Last year I sent the Niver negative of The Light That Came up to the film lab for digitization using our MWA Vario scanner. Digital Film Specialist John Carter created a high definition file from the negative; that file is now stored in the Packard Campus digital archive. Not long ago, Video Engineer John Grandin pulled a copy of the file from the archive and speed corrected it to 16 frames-per-second (mostly because we agreed that looked the best–there are no contemporaneous records to indicate the precise frame rate), so now we had a copy of The Light That Came ready for scoring.

I asked Stephen Horne to compose and perform a score for the film and he readily agreed. Stephen is based in London and plays regularly for the British Film Institute, the San Francisco Silent Film Festival, and the Giornate del Cinema Muto in Pordenone, Italy. He has also graced us with his presence at the Packard Campus, including the very first silent film we ever showed in our theater; we will long remember his magnificent score for A Cottage on Dartmoor.

I sent Stephen a time corrected video file and he sent back an audio file of his piano accompaniment, recorded in a studio where he was doing some other scoring work. I’ll let him tell you a little about his thought process:

I have never striven to recreate the exact style of music that may have accompanied a silent film when it was first released. There are musicians who specialize in this and I admire their work. However, I do aim for a certain authenticity, in the sense of creating music that captures the underlying spirit in which the film was made. Although the acting style in The Light That Came can seem dated, I think it has a touching sincerity and it is this sincerity that I have tried to honor in my score.”

Back at the Packard Campus we married picture and sound, added a credit at the end for Stephen (as we will for all our accompanists) and are now very pleased to present the first of what will be a veritable treasure trove of scored silent films, D.W. Griffith’s The Light That Came.

One final note by way of explanation for the film’s image quality.
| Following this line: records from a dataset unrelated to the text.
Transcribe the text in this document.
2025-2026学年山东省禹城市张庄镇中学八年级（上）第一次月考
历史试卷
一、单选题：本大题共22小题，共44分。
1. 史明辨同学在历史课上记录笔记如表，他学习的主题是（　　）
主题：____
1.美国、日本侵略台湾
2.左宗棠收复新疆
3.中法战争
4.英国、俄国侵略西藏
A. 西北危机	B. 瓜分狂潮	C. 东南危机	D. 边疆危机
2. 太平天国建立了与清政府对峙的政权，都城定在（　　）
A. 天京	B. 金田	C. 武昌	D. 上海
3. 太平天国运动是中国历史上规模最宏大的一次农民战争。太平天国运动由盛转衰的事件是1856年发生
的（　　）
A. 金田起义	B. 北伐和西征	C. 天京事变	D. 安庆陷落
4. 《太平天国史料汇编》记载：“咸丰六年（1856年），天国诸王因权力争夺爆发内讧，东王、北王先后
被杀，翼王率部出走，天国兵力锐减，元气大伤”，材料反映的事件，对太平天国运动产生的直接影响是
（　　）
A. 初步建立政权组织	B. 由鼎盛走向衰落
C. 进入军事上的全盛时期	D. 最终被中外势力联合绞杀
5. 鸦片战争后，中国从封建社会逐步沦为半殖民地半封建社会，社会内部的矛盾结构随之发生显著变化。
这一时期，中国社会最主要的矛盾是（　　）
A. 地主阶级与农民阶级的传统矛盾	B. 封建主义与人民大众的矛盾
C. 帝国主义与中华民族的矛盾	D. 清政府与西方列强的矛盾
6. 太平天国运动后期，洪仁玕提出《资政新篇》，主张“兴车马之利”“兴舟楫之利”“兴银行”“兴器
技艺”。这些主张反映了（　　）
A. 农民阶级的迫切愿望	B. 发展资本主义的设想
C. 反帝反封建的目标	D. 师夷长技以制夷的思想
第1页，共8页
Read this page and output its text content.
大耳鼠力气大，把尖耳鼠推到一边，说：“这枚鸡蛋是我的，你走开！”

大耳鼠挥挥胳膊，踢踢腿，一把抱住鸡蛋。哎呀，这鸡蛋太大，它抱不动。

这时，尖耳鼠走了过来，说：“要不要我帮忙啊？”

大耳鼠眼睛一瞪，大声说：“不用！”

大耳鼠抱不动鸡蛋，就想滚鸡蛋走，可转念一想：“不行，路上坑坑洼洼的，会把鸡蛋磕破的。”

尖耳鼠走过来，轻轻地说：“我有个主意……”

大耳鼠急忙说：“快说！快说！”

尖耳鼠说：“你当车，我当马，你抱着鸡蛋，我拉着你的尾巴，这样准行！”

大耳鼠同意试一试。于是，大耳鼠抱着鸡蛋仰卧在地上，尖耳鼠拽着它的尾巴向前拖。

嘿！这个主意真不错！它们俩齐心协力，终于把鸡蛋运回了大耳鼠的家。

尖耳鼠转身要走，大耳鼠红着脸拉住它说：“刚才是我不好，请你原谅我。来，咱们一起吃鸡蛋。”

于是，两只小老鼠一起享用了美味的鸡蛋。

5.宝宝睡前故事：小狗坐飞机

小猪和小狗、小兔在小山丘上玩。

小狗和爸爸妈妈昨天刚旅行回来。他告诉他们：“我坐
You will see that The Light That Came is a little “jumpy.” This is due to imperfect and inconsistent alignment of individual frames on the original paper print, which manifests itself as shakiness on the resulting film elements made by Kemp Niver. The image can be stabilized digitally, but that process requires personnel resources better used in creating digital versions in the first place. Given a choice between providing access to a lot of content or providing access to a small number of meticulously restored titles, we’re not letting the perfect be the enemy of the good.

The Light That Came (Biograph, 1909)

If you want to download this video, right-click here and Save As.

Comments (2)

  1. I sincerely appreciate this column;being a musician its my honor.I’d like to share this one.

  2. This news is so wonderful! Mary Pickford is especially dear to me, so this excites me to no end. Thank you all for committing to this endeavor!